Wednesday, April 16, 2008

"So Early in the Spring"--Homage to Skunk Cabbage

[See an image of skunk cabbage at this address:

Anyone who sings the praises of Skunk Cabbage must be crazy, right? But hold on a second. The harbinger of earliest spring in Northern Ohio is a lot like us--a survivor of terrible winters, something deep-rooted in the area, shaped by the Lake Effect, and overall a tough hombre! And, yea, like us doesn't always smell too good. One of America's greatest poets, Mary Oliver, grew up in Maple Heights, just southeast of Cleveland. Mary Oliver has written many wonderful poems over the years ("Wild Geese"--one of the greatest), and below is her homage to Skunk Cabbage:

Skunk Cabbage

And now as the iron rinds over
the ponds start dissolving,
you come, dreaming of ferns and flowers
and new leaves unfolding,
upon the brash
turnip-hearted skunk cabbage
slinging its bunches of leaves up
through the chilling mud.
You kneel beside it. The smell
is lurid and flows out in the most
unabashed way, attracting
into itself a continual spattering
of protein.

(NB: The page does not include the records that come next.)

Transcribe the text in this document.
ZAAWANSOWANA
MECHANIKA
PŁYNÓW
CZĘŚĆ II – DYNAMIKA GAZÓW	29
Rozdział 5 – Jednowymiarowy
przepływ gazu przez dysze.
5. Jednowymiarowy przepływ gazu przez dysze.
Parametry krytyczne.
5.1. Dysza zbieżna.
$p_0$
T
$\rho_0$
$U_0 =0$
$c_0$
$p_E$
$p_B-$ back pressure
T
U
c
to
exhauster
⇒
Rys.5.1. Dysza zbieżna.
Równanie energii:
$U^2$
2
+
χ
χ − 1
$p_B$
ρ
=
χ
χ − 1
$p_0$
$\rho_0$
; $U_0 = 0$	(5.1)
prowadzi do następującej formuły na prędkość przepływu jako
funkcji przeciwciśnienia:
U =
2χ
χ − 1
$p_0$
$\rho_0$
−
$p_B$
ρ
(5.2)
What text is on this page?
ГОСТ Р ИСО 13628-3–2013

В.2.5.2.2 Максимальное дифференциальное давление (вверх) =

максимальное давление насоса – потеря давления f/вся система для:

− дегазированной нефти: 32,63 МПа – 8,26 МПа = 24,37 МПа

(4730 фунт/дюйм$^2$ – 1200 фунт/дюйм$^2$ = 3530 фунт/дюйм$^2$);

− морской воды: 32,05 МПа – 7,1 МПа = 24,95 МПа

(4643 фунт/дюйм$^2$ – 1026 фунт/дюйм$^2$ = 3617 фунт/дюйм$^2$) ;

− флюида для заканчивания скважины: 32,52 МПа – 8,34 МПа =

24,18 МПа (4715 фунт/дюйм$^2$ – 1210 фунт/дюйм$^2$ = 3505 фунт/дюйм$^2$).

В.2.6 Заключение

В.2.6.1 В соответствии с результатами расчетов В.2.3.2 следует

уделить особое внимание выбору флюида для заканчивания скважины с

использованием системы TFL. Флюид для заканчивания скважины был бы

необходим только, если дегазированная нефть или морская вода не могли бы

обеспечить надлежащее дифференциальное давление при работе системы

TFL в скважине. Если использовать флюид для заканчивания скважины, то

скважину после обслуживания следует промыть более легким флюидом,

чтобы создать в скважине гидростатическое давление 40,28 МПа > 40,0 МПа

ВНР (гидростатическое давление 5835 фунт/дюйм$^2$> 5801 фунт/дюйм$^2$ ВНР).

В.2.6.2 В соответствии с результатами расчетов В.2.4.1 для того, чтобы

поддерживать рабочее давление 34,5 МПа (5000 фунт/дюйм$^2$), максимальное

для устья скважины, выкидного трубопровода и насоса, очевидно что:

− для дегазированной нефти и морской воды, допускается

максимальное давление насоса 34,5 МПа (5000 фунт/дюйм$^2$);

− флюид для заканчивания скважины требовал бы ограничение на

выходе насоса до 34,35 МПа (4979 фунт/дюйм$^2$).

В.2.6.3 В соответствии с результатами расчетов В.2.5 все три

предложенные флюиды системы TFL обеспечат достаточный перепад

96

Appalling its rough
green caves, and the thought
of the thick root nested below, stubborn
and powerful as instinct!
But these are the woods you love,
where the secret name
of every death is life again - a miracle
wrought surely not of mere turning
but of dense and scalding reenactment. Not
tenderness, not longing, but daring and brawn
pull down the frozen waterfall, the past.
Ferns, leaves, flowers, the last subtle
refinements, elegant and easeful, wait
to rise and flourish.
What blazes the trail is not necessarily pretty.